Today, there are still a few, numerically not very strong, youth groups that see themselves to varying degrees in the tradition of dj.1.11. These youth groups particularly emphasize the goal of "self-striving," as programmatically formulated by Koebel in the "Tense Bow." Current groups place different degrees of emphasis on aspects of past youth ideals: While the German youth association founded in 1990 (until 1996 with the additional name Neubund) strongly resembled the pre-war dj.1.11 in its appearance and intellectually drew more on the approaches of the post-war youth movement by Michael Jovy and Walter Scherf, the Order Youth particularly emphasized a modernized version of the Order concept advocated by dj.1.11. The grey youth group tries to form a symbiosis between youth group ideas and the Grey Corps. Other groups, like the Free Youth Group, emphasize left-wing political action, which found expression, among other things, in the occupation of an oil platform in the Wadden Sea.

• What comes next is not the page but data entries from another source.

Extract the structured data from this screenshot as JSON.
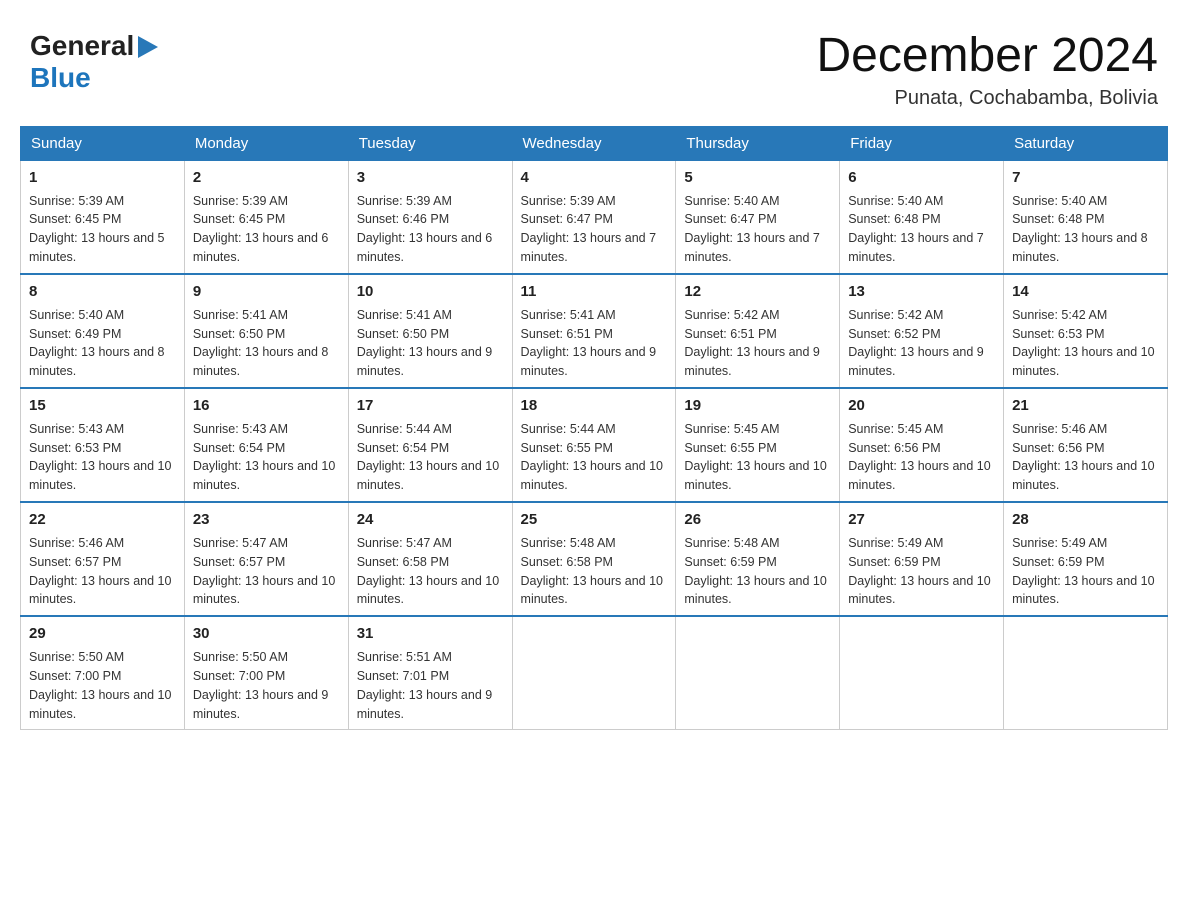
{
  "header": {
    "logo_general": "General",
    "logo_blue": "Blue",
    "month_title": "December 2024",
    "location": "Punata, Cochabamba, Bolivia"
  },
  "days_of_week": [
    "Sunday",
    "Monday",
    "Tuesday",
    "Wednesday",
    "Thursday",
    "Friday",
    "Saturday"
  ],
  "weeks": [
    [
      {
        "num": "1",
        "sunrise": "5:39 AM",
        "sunset": "6:45 PM",
        "daylight": "13 hours and 5 minutes."
      },
      {
        "num": "2",
        "sunrise": "5:39 AM",
        "sunset": "6:45 PM",
        "daylight": "13 hours and 6 minutes."
      },
      {
        "num": "3",
        "sunrise": "5:39 AM",
        "sunset": "6:46 PM",
        "daylight": "13 hours and 6 minutes."
      },
      {
        "num": "4",
        "sunrise": "5:39 AM",
        "sunset": "6:47 PM",
        "daylight": "13 hours and 7 minutes."
      },
      {
        "num": "5",
        "sunrise": "5:40 AM",
        "sunset": "6:47 PM",
        "daylight": "13 hours and 7 minutes."
      },
      {
        "num": "6",
        "sunrise": "5:40 AM",
        "sunset": "6:48 PM",
        "daylight": "13 hours and 7 minutes."
      },
      {
        "num": "7",
        "sunrise": "5:40 AM",
        "sunset": "6:48 PM",
        "daylight": "13 hours and 8 minutes."
      }
    ],
    [
      {
        "num": "8",
        "sunrise": "5:40 AM",
        "sunset": "6:49 PM",
        "daylight": "13 hours and 8 minutes."
      },
      {
        "num": "9",
        "sunrise": "5:41 AM",
        "sunset": "6:50 PM",
        "daylight": "13 hours and 8 minutes."
      },
      {
        "num": "10",
        "sunrise": "5:41 AM",
        "sunset": "6:50 PM",
        "daylight": "13 hours and 9 minutes."
      },
      {
        "num": "11",
        "sunrise": "5:41 AM",
        "sunset": "6:51 PM",
        "daylight": "13 hours and 9 minutes."
      },
      {
        "num": "12",
        "sunrise": "5:42 AM",
        "sunset": "6:51 PM",
        "daylight": "13 hours and 9 minutes."
      },
      {
        "num": "13",
        "sunrise": "5:42 AM",
        "sunset": "6:52 PM",
        "daylight": "13 hours and 9 minutes."
      },
      {
        "num": "14",
        "sunrise": "5:42 AM",
        "sunset": "6:53 PM",
        "daylight": "13 hours and 10 minutes."
      }
    ],
    [
      {
        "num": "15",
        "sunrise": "5:43 AM",
        "sunset": "6:53 PM",
        "daylight": "13 hours and 10 minutes."
      },
      {
        "num": "16",
        "sunrise": "5:43 AM",
        "sunset": "6:54 PM",
        "daylight": "13 hours and 10 minutes."
      },
      {
        "num": "17",
        "sunrise": "5:44 AM",
        "sunset": "6:54 PM",
        "daylight": "13 hours and 10 minutes."
      },
      {
        "num": "18",
        "sunrise": "5:44 AM",
        "sunset": "6:55 PM",
        "daylight": "13 hours and 10 minutes."
      },
      {
        "num": "19",
        "sunrise": "5:45 AM",
        "sunset": "6:55 PM",
        "daylight": "13 hours and 10 minutes."
      },
      {
        "num": "20",
        "sunrise": "5:45 AM",
        "sunset": "6:56 PM",
        "daylight": "13 hours and 10 minutes."
      },
      {
        "num": "21",
        "sunrise": "5:46 AM",
        "sunset": "6:56 PM",
        "daylight": "13 hours and 10 minutes."
      }
    ],
    [
      {
        "num": "22",
        "sunrise": "5:46 AM",
        "sunset": "6:57 PM",
        "daylight": "13 hours and 10 minutes."
      },
      {
        "num": "23",
        "sunrise": "5:47 AM",
        "sunset": "6:57 PM",
        "daylight": "13 hours and 10 minutes."
      },
      {
        "num": "24",
        "sunrise": "5:47 AM",
        "sunset": "6:58 PM",
        "daylight": "13 hours and 10 minutes."
      },
      {
        "num": "25",
        "sunrise": "5:48 AM",
        "sunset": "6:58 PM",
        "daylight": "13 hours and 10 minutes."
      },
      {
        "num": "26",
        "sunrise": "5:48 AM",
        "sunset": "6:59 PM",
        "daylight": "13 hours and 10 minutes."
      },
      {
        "num": "27",
        "sunrise": "5:49 AM",
        "sunset": "6:59 PM",
        "daylight": "13 hours and 10 minutes."
      },
      {
        "num": "28",
        "sunrise": "5:49 AM",
        "sunset": "6:59 PM",
        "daylight": "13 hours and 10 minutes."
      }
    ],
    [
      {
        "num": "29",
        "sunrise": "5:50 AM",
        "sunset": "7:00 PM",
        "daylight": "13 hours and 10 minutes."
      },
      {
        "num": "30",
        "sunrise": "5:50 AM",
        "sunset": "7:00 PM",
        "daylight": "13 hours and 9 minutes."
      },
      {
        "num": "31",
        "sunrise": "5:51 AM",
        "sunset": "7:01 PM",
        "daylight": "13 hours and 9 minutes."
      },
      null,
      null,
      null,
      null
    ]
  ]
}
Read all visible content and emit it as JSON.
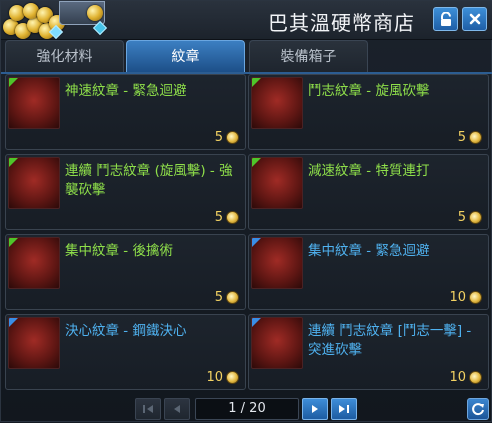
{
  "window": {
    "title": "巴其溫硬幣商店"
  },
  "icons": {
    "lock": "lock-icon",
    "close": "close-icon",
    "coin": "coin-icon",
    "first_page": "first-page-icon",
    "prev_page": "prev-page-icon",
    "next_page": "next-page-icon",
    "last_page": "last-page-icon",
    "refresh": "refresh-icon"
  },
  "tabs": [
    {
      "label": "強化材料",
      "active": false
    },
    {
      "label": "紋章",
      "active": true
    },
    {
      "label": "裝備箱子",
      "active": false
    }
  ],
  "items": [
    {
      "name": "神速紋章 - 緊急迴避",
      "price": "5",
      "rarity": "green"
    },
    {
      "name": "鬥志紋章 - 旋風砍擊",
      "price": "5",
      "rarity": "green"
    },
    {
      "name": "連續 鬥志紋章 (旋風擊) - 強襲砍擊",
      "price": "5",
      "rarity": "green"
    },
    {
      "name": "減速紋章 - 特質連打",
      "price": "5",
      "rarity": "green"
    },
    {
      "name": "集中紋章 - 後擒術",
      "price": "5",
      "rarity": "green"
    },
    {
      "name": "集中紋章 - 緊急迴避",
      "price": "10",
      "rarity": "blue"
    },
    {
      "name": "決心紋章 - 鋼鐵決心",
      "price": "10",
      "rarity": "blue"
    },
    {
      "name": "連續 鬥志紋章 [鬥志一擊] - 突進砍擊",
      "price": "10",
      "rarity": "blue"
    }
  ],
  "colors": {
    "green_item": "#8fe04a",
    "blue_item": "#4fb2f0",
    "price": "#f2d263",
    "accent": "#3c7fc2"
  },
  "pager": {
    "text": "1 / 20",
    "current": 1,
    "total": 20
  }
}
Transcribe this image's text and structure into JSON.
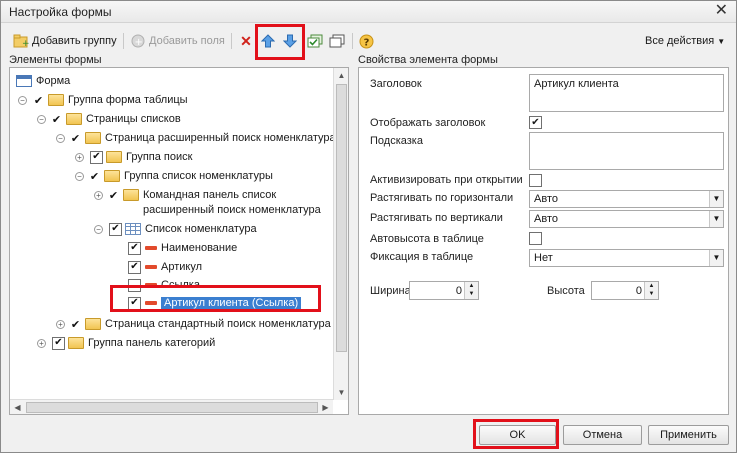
{
  "window": {
    "title": "Настройка формы"
  },
  "toolbar": {
    "add_group": "Добавить группу",
    "add_fields": "Добавить поля",
    "all_actions": "Все действия"
  },
  "left_panel": {
    "heading": "Элементы формы"
  },
  "tree": [
    {
      "label": "Форма",
      "icon": "form-icon"
    },
    {
      "label": "Группа форма таблицы",
      "icon": "folder-icon"
    },
    {
      "label": "Страницы списков",
      "icon": "folder-icon"
    },
    {
      "label": "Страница расширенный поиск номенклатура",
      "icon": "folder-icon"
    },
    {
      "label": "Группа поиск",
      "icon": "folder-icon"
    },
    {
      "label": "Группа список номенклатуры",
      "icon": "folder-icon"
    },
    {
      "label": "Командная панель список",
      "label2": "расширенный поиск номенклатура",
      "icon": "folder-icon"
    },
    {
      "label": "Список номенклатура",
      "icon": "table-icon"
    },
    {
      "label": "Наименование",
      "icon": "field-icon"
    },
    {
      "label": "Артикул",
      "icon": "field-icon"
    },
    {
      "label": "Ссылка",
      "icon": "field-icon"
    },
    {
      "label": "Артикул клиента (Ссылка)",
      "icon": "field-icon",
      "selected": true
    },
    {
      "label": "Страница стандартный поиск номенклатура",
      "icon": "folder-icon"
    },
    {
      "label": "Группа панель категорий",
      "icon": "folder-icon"
    }
  ],
  "right_panel": {
    "heading": "Свойства элемента формы"
  },
  "properties": {
    "title_label": "Заголовок",
    "title_value": "Артикул клиента",
    "show_title_label": "Отображать заголовок",
    "show_title_checked": true,
    "hint_label": "Подсказка",
    "hint_value": "",
    "activate_label": "Активизировать при открытии",
    "activate_checked": false,
    "stretch_h_label": "Растягивать по горизонтали",
    "stretch_h_value": "Авто",
    "stretch_v_label": "Растягивать по вертикали",
    "stretch_v_value": "Авто",
    "autoheight_label": "Автовысота в таблице",
    "autoheight_checked": false,
    "fix_label": "Фиксация в таблице",
    "fix_value": "Нет",
    "width_label": "Ширина",
    "width_value": "0",
    "height_label": "Высота",
    "height_value": "0"
  },
  "buttons": {
    "ok": "OK",
    "cancel": "Отмена",
    "apply": "Применить"
  },
  "colors": {
    "highlight": "#e2101a",
    "selection": "#3b7fd0"
  }
}
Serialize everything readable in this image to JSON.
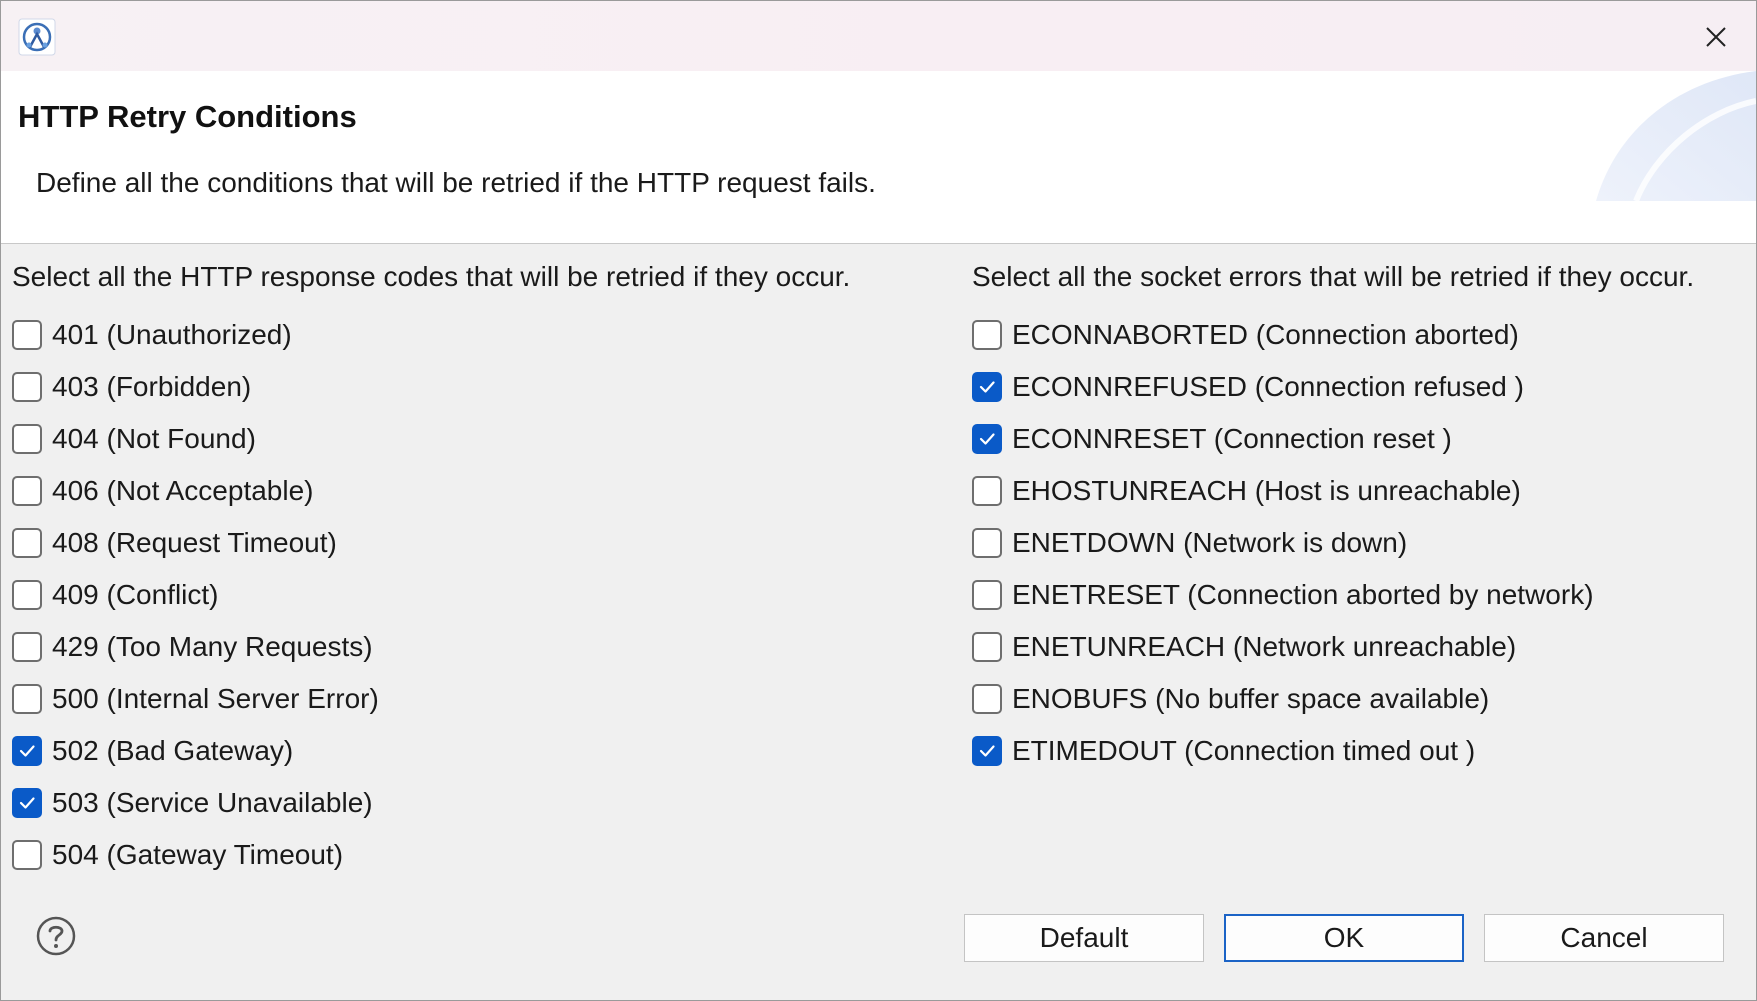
{
  "window": {
    "close_icon": "close-icon",
    "app_icon": "app-icon"
  },
  "header": {
    "title": "HTTP Retry Conditions",
    "description": "Define all the conditions that will be retried if the HTTP request fails."
  },
  "http_codes": {
    "caption": "Select all the HTTP response codes that will be retried if they occur.",
    "items": [
      {
        "label": "401 (Unauthorized)",
        "checked": false
      },
      {
        "label": "403 (Forbidden)",
        "checked": false
      },
      {
        "label": "404 (Not Found)",
        "checked": false
      },
      {
        "label": "406 (Not Acceptable)",
        "checked": false
      },
      {
        "label": "408 (Request Timeout)",
        "checked": false
      },
      {
        "label": "409 (Conflict)",
        "checked": false
      },
      {
        "label": "429 (Too Many Requests)",
        "checked": false
      },
      {
        "label": "500 (Internal Server Error)",
        "checked": false
      },
      {
        "label": "502 (Bad Gateway)",
        "checked": true
      },
      {
        "label": "503 (Service Unavailable)",
        "checked": true
      },
      {
        "label": "504 (Gateway Timeout)",
        "checked": false
      }
    ]
  },
  "socket_errors": {
    "caption": "Select all the socket errors that will be retried if they occur.",
    "items": [
      {
        "label": "ECONNABORTED (Connection aborted)",
        "checked": false
      },
      {
        "label": "ECONNREFUSED (Connection refused )",
        "checked": true
      },
      {
        "label": "ECONNRESET (Connection reset )",
        "checked": true
      },
      {
        "label": "EHOSTUNREACH (Host is unreachable)",
        "checked": false
      },
      {
        "label": "ENETDOWN (Network is down)",
        "checked": false
      },
      {
        "label": "ENETRESET (Connection aborted by network)",
        "checked": false
      },
      {
        "label": "ENETUNREACH (Network unreachable)",
        "checked": false
      },
      {
        "label": "ENOBUFS (No buffer space available)",
        "checked": false
      },
      {
        "label": "ETIMEDOUT (Connection timed out )",
        "checked": true
      }
    ]
  },
  "footer": {
    "help_icon": "help-icon",
    "default_label": "Default",
    "ok_label": "OK",
    "cancel_label": "Cancel"
  },
  "colors": {
    "accent": "#0a5ac8",
    "primary_button_border": "#1b63c6",
    "title_bar": "#f8eef3"
  }
}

In some associations, such as the German Freischar, the German Pathfinder Association, or the Pathfinder Association Crusaders, the term "youth group" is used to refer to groups or age levels.

Even in the church context, especially in Protestant youth work and in the YMCA, the term "youth group" has been retained for boys' groups. However, these groups mostly have different roots than dj.1.11. In addition, there are some Christian (mostly Protestant) youth associations that see themselves quite in the tradition of dj.1.11. Critics, however, argue that a confessional affiliation is not in line with the autonomy ideal of dj.1.11.

In June 1988, former members of some post-war youth associations such as the German Youth Association e.V. and the Federation of German Youth Groups met in Minden and decided to establish an open circle of older members, the Minden Circle. Since then, the Minden Circle has held an open meeting every June at various locations. The Minden Circle closely collaborates with the Archive of the German Youth Movement at Burg Ludwigstein, where a part of Eberhard Koebel's estate is also located.